Home-robotics specialist iRobot (NASDAQ: IRBT) knows all too well that, as its industry continues to grow, so too will demand for engineers who are willing and able to build the next generation of innovative products. To that end, on Thursday iRobot announced its acquisition of educational robot leader Root Robotics, known for its easy-to-use Root coding robot.
iRobot is no stranger to the acquisition scene. The company added its now-popular Braava line of floor-mopping robots -- previously known as Mint -- following its purchase of Evolution Robotics in late 2012. And less than two years ago, iRobot acquired its primary distributors in Europe and Japan, expanding its presence and giving it greater direct control of sales in both key geographies.
To be clear, this week's deal was relatively small; financial terms of the purchase weren't disclosed, and Root -- which retails for $199 -- isn't expected to substantially contribute to iRobot's top- or bottom-line results this year.

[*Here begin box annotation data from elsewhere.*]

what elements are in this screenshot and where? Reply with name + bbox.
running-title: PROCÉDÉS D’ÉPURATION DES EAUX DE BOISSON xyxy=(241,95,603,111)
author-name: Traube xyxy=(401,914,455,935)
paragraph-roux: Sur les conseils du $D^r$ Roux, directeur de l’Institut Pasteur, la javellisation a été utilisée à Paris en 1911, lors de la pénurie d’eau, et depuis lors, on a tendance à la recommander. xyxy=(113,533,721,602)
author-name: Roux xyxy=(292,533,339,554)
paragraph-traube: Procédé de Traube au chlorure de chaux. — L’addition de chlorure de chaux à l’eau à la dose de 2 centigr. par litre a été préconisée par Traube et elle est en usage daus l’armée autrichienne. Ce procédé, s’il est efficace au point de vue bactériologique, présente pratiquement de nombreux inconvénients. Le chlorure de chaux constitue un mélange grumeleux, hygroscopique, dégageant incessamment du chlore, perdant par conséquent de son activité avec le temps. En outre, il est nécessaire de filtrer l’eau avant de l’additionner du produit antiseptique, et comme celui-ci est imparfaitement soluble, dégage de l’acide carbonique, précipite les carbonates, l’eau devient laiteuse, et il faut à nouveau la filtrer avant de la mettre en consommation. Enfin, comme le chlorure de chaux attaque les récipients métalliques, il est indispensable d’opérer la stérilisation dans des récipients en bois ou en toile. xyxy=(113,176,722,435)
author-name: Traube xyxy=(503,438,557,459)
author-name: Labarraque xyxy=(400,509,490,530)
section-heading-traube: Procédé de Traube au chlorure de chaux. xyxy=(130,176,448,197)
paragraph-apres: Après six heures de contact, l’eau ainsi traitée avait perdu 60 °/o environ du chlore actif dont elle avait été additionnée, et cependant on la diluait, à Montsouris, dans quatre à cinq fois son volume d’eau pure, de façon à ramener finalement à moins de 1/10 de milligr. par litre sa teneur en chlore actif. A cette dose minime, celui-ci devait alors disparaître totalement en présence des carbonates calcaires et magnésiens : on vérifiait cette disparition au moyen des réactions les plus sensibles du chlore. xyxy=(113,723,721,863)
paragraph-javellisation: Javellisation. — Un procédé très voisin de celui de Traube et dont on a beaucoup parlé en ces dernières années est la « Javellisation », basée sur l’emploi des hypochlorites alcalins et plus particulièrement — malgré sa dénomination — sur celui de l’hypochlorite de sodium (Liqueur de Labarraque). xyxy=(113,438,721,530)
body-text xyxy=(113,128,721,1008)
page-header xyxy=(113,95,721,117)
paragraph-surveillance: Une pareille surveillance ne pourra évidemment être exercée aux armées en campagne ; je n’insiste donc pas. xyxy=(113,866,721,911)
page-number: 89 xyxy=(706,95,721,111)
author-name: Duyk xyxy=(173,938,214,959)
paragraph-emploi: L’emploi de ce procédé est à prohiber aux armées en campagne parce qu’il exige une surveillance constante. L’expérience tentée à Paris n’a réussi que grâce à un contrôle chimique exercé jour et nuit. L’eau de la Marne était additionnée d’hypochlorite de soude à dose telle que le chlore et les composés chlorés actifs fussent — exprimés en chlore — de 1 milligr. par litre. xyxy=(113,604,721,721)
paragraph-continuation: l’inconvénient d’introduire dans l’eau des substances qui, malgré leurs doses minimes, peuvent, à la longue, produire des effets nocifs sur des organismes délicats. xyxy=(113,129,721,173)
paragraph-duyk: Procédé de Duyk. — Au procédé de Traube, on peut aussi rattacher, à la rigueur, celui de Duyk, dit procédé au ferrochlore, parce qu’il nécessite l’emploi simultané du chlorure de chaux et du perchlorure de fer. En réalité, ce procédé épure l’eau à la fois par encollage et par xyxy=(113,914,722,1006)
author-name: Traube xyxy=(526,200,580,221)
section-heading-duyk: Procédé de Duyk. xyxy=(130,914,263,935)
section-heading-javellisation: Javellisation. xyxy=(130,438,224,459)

Rather, iRobot is making a longer-term play to promote the field of robotics.
THE ROOT CODING ROBOT, IMAGE SOURCE: IROBOT.
"The acquisition of Root Robotics allows iRobot to broaden the impact of its STEM [science, technology, engineering, and mathematics] efforts with a commercially available, educational robotic platform already being used by educators, students and parents," stated iRobot chairman and CEO Colin Angle. "Root also helps increase the reach of iRobot's educational robot line by offering a proven system for people of all ages, including students in elementary school."
For perspective, iRobot has long sold programmable versions of its popular Roomba robotic vacuums, called the Create and Create 2, to educators, students, and software developers. But as a former software developer (and longtime Roomba enthusiast) myself, I can safely confirm their interfaces were still advanced enough to intimidate anyone without a rudimentary understanding of programming principles.
By contrast, Root was designed to teach coding and problem-solving to kids as young as four years old using three unique levels of coding language, iRobot explains, ranging "from simple graphical blocks for young children to full text coding for more advanced users."
The slick two-wheeled robot can also be paired with the Root mobile companion app, enabling young developers to tell Root to do everything from drawing artwork to playing music, scanning colors, and even climbing magnetic whiteboard walls. While simple, these functions aren't a far cry from the industry-leading navigation, object detection, and scanning capabilities employed by iRobot's latest vacuuming, floor sweeping, and lawn-mowing robots.
And as if selling more than 25 million robots around the world the better part of the past two decades weren't enough, bringing Root Robotics under its wing should only help further cement iRobot's status as both an educator and central enabler of robotics technology in the coming years. That's something I think iRobot shareholders should be more than happy to support.